What will be needed is a metered approach, and manufacturers will certainly want to be able to show they are taking this issue very seriously and not simply kicking the can down the road. If they ignore it, it will eventually catch up with them. What’s more, of course, is that this is simply good business practice.
FDA legislation proposals
The Prescription Drug User Fee Act has been in existence since 1992 and its latest version was authorised by Congress in July. It includes a range of provisions for new industry fees – which are expected to bolster the FDA’s budget by billions of dollars – as well as regulatory promises to speed up generic drug reviews.
On top of this, the legislation crucially gives the FDA a mandate to increase its overseas inspections.
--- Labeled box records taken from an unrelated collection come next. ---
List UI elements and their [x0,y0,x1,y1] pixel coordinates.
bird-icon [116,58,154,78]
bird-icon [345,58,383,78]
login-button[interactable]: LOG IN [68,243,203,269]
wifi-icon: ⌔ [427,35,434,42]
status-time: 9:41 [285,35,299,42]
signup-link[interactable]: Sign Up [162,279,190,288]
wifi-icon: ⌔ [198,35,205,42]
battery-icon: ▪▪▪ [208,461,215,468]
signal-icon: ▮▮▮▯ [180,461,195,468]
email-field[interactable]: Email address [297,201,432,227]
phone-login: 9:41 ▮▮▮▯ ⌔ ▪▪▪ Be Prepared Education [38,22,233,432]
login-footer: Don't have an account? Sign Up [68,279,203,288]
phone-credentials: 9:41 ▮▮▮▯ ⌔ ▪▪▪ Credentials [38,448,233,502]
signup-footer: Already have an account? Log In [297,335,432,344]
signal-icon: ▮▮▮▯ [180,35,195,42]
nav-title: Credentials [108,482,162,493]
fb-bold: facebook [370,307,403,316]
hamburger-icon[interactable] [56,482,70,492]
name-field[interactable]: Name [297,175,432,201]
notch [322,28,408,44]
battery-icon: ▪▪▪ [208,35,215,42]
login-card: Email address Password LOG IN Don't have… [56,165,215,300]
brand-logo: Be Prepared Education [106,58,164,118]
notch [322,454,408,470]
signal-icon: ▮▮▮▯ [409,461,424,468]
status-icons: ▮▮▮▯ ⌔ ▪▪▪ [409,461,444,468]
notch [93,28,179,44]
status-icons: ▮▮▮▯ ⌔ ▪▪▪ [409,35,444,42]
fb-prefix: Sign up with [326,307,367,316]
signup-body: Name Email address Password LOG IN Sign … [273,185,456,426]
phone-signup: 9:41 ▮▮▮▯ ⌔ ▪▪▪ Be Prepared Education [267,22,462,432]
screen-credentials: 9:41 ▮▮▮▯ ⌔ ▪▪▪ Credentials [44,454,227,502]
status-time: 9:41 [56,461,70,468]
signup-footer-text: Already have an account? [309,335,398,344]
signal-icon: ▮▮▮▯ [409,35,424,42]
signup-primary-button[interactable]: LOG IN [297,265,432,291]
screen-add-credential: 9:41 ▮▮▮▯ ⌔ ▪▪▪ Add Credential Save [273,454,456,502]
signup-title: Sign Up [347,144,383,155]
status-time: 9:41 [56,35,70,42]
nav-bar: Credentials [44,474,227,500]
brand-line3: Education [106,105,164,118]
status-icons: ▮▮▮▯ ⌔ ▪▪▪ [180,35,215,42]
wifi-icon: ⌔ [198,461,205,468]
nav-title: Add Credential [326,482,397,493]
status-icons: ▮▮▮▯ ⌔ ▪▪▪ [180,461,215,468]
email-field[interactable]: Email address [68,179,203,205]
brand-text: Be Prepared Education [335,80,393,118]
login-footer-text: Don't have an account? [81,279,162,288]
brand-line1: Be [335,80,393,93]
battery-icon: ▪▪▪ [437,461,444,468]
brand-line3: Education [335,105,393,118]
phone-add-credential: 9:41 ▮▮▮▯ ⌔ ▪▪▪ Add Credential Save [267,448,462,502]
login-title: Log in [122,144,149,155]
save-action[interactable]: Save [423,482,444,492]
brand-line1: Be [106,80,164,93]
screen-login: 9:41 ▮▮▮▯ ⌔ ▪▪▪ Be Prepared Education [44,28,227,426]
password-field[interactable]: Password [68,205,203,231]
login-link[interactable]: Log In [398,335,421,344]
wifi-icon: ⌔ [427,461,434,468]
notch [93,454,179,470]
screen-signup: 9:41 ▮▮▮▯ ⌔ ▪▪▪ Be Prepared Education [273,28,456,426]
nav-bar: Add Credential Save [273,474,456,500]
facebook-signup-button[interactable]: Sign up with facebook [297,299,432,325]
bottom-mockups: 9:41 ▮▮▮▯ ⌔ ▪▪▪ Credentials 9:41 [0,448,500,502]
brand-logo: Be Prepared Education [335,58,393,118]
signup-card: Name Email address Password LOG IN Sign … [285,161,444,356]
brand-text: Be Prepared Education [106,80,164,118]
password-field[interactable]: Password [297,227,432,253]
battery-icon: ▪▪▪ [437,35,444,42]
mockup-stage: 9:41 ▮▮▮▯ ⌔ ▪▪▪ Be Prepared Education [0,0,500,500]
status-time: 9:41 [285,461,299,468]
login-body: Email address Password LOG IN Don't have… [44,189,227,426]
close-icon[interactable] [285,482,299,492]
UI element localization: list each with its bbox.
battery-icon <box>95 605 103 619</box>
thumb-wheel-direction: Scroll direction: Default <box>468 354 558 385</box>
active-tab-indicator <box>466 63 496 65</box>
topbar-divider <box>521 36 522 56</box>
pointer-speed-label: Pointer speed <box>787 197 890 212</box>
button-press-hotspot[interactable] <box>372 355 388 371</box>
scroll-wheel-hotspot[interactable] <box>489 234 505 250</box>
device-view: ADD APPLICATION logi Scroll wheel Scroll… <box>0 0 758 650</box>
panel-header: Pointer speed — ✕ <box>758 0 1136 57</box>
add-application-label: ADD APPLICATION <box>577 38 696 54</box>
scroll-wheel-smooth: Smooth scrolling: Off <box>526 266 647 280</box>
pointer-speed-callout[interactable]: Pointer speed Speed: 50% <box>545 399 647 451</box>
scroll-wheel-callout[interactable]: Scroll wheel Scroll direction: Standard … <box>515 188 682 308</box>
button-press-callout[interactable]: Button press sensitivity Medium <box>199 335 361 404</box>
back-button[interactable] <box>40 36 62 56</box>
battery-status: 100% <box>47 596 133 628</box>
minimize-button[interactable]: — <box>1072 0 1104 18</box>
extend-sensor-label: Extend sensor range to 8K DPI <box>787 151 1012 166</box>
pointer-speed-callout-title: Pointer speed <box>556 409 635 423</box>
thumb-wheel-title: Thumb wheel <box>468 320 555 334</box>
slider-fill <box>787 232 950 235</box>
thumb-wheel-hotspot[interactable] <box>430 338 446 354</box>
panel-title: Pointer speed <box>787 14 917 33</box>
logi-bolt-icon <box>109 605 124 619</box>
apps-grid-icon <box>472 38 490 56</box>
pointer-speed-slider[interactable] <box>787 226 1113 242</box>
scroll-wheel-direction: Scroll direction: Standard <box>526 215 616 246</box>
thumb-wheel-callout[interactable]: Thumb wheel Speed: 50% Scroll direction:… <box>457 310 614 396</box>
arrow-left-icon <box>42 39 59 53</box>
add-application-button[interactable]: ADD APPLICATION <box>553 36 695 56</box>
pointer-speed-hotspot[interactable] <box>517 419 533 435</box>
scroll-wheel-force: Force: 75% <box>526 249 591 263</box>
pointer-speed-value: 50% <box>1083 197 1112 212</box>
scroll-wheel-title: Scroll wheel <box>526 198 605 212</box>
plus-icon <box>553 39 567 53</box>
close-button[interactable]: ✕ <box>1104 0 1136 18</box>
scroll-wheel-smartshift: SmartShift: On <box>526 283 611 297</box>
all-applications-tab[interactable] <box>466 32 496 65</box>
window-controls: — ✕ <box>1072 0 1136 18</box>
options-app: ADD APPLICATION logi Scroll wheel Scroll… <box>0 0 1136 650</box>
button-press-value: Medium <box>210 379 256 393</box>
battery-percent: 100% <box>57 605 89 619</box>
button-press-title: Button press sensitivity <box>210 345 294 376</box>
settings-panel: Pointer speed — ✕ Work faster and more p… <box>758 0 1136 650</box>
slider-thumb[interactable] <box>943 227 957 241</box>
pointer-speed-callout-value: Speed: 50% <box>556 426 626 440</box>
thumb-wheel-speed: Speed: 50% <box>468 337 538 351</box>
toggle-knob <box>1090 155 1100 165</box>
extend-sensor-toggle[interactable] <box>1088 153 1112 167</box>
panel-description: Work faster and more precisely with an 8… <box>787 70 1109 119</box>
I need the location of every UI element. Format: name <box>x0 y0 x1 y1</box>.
Overseas medical devices facilities are now estimated to supply 80% of the ingredients for US pharmaceutical companies as well as having a fast-growing presence within the medical device components market. Yet a report in 2010 by the US Government Accountability Office found that the FDA only inspected overseas facilities once every nine years on average – compared with once every 30 months for domestic plants – although its record was improving in this area.
Under the new legislation, the FDA will acquire heightened powers of inspection of foreign drug and medical device manufacturing facilities. It will no longer be required to inspect all US drug factories every two years, as previously stipulated, and will be allowed to focus more of its resources on inspection of foreign facilities.
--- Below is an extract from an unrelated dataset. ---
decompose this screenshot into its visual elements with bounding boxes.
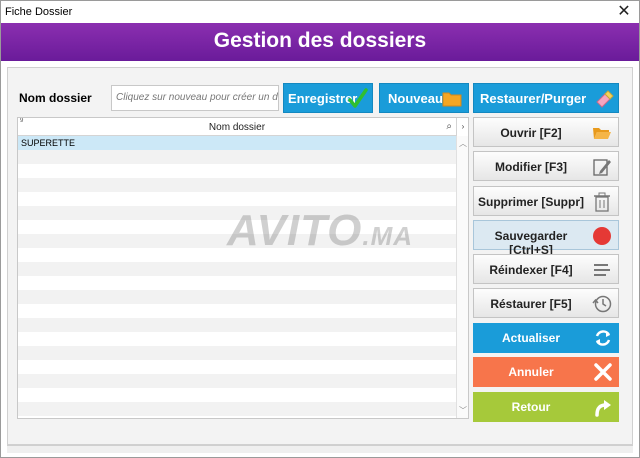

Inspectors will be able to target what they consider to be the most problematic manufacturing sites, irrespective of whether they are located in the US or overseas. The agency will also have the sanction of being able to block the entry of products into the US if it is refused admission fully to inspect facilities.
Why medical device manufacturers should care
The legislative move to grant the FDA heightened inspection powers feeds into a trend of increasing overseas inspections by the agency to respond to the growing globalisation of the drug and medical device market. According to PricewaterhouseCoopers, the agency’s budget for manufacturing plant inspections (both domestic and international) jumped by 30% in 2011 to $135m.
While in 2010 just 10% of its inspections were outside the US, this percentage is expected to increase substantially. The agency, for example, now has offices on every major continent, with its presence on the ground having accelerated sharply over the past four years.
Failed good manufacturing practice inspections, PwC has argued, can have an enormous impact on the revenue and brand of a company. Apart from direct revenue losses from recalls, quality holds, import bans and consent decrees, there is the indirect damage it can cause to an organisation’s wider reputation.
A poor inspection record – even of facilities in overseas sites – can damage an organisation’s ability to operate or conduct trials in other countries or potential new markets.
"Conversely, successful FDA inspections could give a well-prepared company a competitive advantage," PwC authors Jim Prutow, Frances Palomar and Vignesh Ramesh advise. "A company with a robust quality system is less likely to suffer disruptions from recalls, quality holds or import bans. These companies can gain a reputation for reliability during a time of uncertainty and distrust within the global market."
They recommend that organisations take the following actions to prepare for and manage the inspection process:
- Assess the quality levels of all facilities, whether owned or contracted. Identify processes that are directly impacting product quality. Discover which sites need the most attention.
- Address systemic quality gaps. The goal is not just to get the paperwork in order, but to invest in a culture of quality that can be preserved over time.
- Reassess – once the changes have settled in, it is important to reassess quality levels and capabilities, even multiple times.